Using Local DNS
linkup local-dns makes your Linkup hostnames (e.g. slim-gecko.example.com)
resolve directly to the local server on your machine, bypassing public DNS and
Cloudflare. It’s a one-time setup per machine. Whether it’s optional or required
depends on the session type. See When you need it.
How it works
Section titled “How it works”linkup local-dns install does three things, all requiring sudo:
- Writes
/etc/resolver/<domain>files for each of your Linkup domains, pointing at127.0.0.1:8053. macOS (and Linux with a compatible resolver) consult these files before public DNS, so any subdomain of your Linkup domains resolves to your machine. - Generates a self-signed certificate authority and adds it to your system keychain. The local server then signs TLS certificates for your Linkup domains on the fly, so HTTPS works without browser warnings.
- Flushes the DNS cache so the new resolver config takes effect immediately.
At runtime, the local server listens on 127.0.0.1:8053 for DNS queries and
answers any *.{linkup-domain} query with 127.0.0.1. It then accepts the
HTTPS connection that follows, terminates TLS using a certificate signed by the
installed CA, and forwards the request to whichever URL each service is
currently routed to.
linkup stop is invoked automatically during install and uninstall, so Linkup
restarts cleanly with the new configuration.
When you need it
Section titled “When you need it”| Session type | Local DNS |
|---|---|
Tunneled (linkup start) | Optional. Without it, requests still work. They just go out to Cloudflare and back through the tunnel. With it, requests originating on your machine resolve to the local server directly, which is much faster for asset-heavy frontends. |
Preview (linkup sessions create-preview) | Not applicable. Preview sessions consist of remote services only, so there’s no local component for local-dns to point at. |
Local-dns only affects requests originating on your own machine.

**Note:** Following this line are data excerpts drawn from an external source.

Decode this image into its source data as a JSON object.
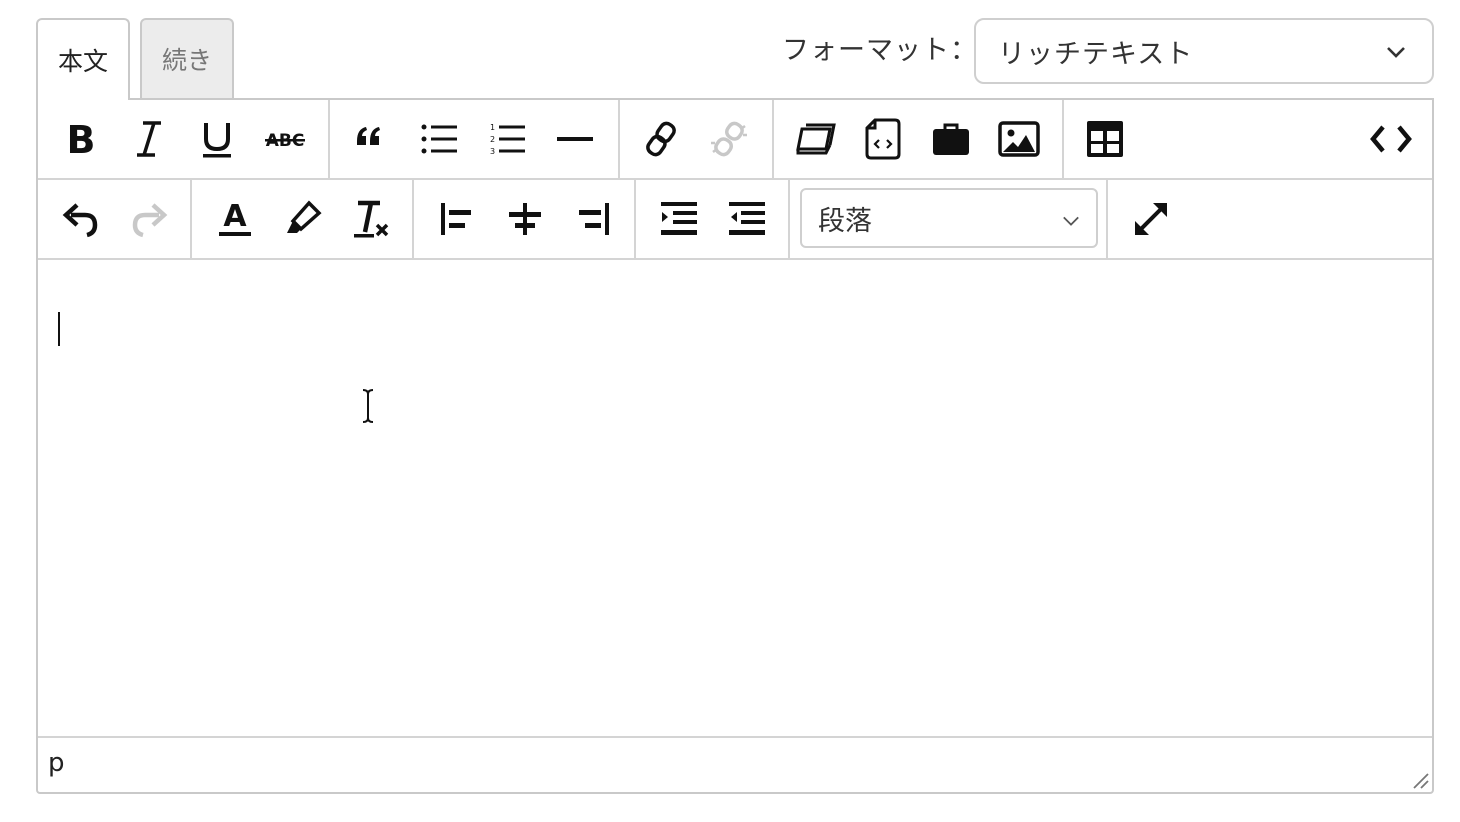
{
  "tabs": [
    {
      "label": "本文",
      "active": true
    },
    {
      "label": "続き",
      "active": false
    }
  ],
  "format": {
    "label": "フォーマット：",
    "selected": "リッチテキスト"
  },
  "toolbar": {
    "row1": [
      "bold-icon",
      "italic-icon",
      "underline-icon",
      "strikethrough-icon",
      "blockquote-icon",
      "bullet-list-icon",
      "numbered-list-icon",
      "horizontal-rule-icon",
      "link-icon",
      "unlink-icon",
      "template-icon",
      "code-file-icon",
      "briefcase-icon",
      "image-icon",
      "table-icon",
      "source-code-icon"
    ],
    "row2": [
      "undo-icon",
      "redo-icon",
      "text-color-icon",
      "highlight-icon",
      "clear-format-icon",
      "align-left-icon",
      "align-center-icon",
      "align-right-icon",
      "indent-icon",
      "outdent-icon",
      "fullscreen-icon"
    ],
    "disabled": [
      "unlink-icon",
      "redo-icon"
    ],
    "block_format": "段落"
  },
  "content": {
    "text": ""
  },
  "status": {
    "path": "p"
  },
  "colors": {
    "icon": "#111111",
    "icon_disabled": "#c8c8c8",
    "border": "#c9c9c9",
    "inactive_tab": "#ececec"
  }
}
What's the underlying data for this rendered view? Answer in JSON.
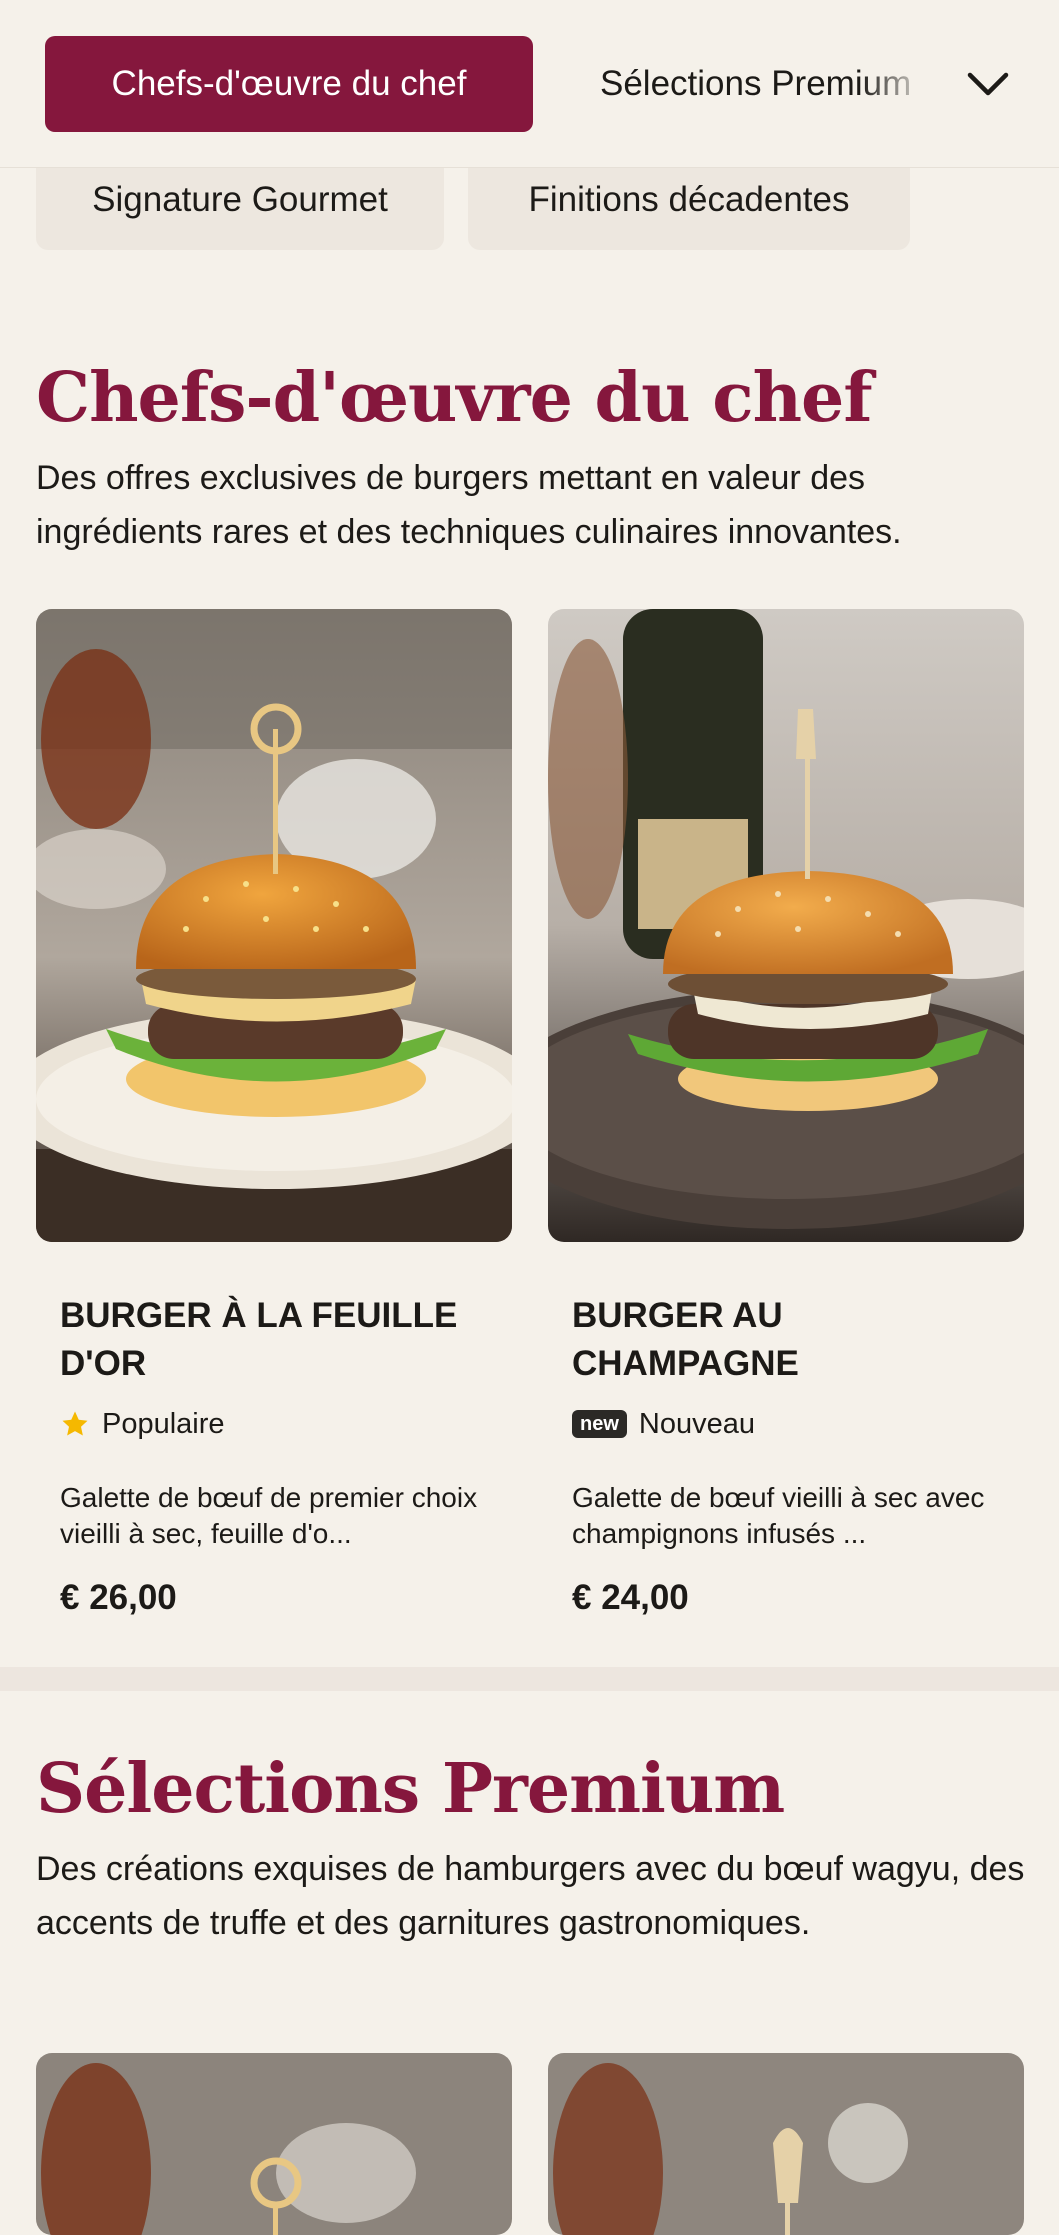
{
  "tabs": {
    "active": "Chefs-d'œuvre du chef",
    "next": "Sélections Premium"
  },
  "subcategories": [
    "Signature Gourmet",
    "Finitions décadentes"
  ],
  "sections": [
    {
      "title": "Chefs-d'œuvre du chef",
      "description": "Des offres exclusives de burgers mettant en valeur des ingrédients rares et des techniques culinaires innovantes.",
      "items": [
        {
          "name": "BURGER À LA FEUILLE D'OR",
          "badge_icon": "star-icon",
          "badge_label": "Populaire",
          "description": "Galette de bœuf de premier choix vieilli à sec, feuille d'o...",
          "price": "€ 26,00"
        },
        {
          "name": "BURGER AU CHAMPAGNE",
          "badge_icon": "new-badge-icon",
          "badge_pill": "new",
          "badge_label": "Nouveau",
          "description": "Galette de bœuf vieilli à sec avec champignons infusés ...",
          "price": "€ 24,00"
        }
      ]
    },
    {
      "title": "Sélections Premium",
      "description": "Des créations exquises de hamburgers avec du bœuf wagyu, des accents de truffe et des garnitures gastronomiques."
    }
  ],
  "colors": {
    "accent": "#85173d",
    "background": "#f5f1ea",
    "chip": "#ede7df",
    "star": "#f5b800"
  }
}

Requests from
another device (a colleague’s browser, or a deployed service calling back to
you) don’t see your /etc/resolver/ files, so for those you still need a
Cloudflare tunnel.
Installing
Section titled “Installing”linkup local-dns installUninstalling
Section titled “Uninstalling”linkup local-dns uninstallThis removes the resolver files, removes the CA certificate from your keychain, and flushes DNS cache.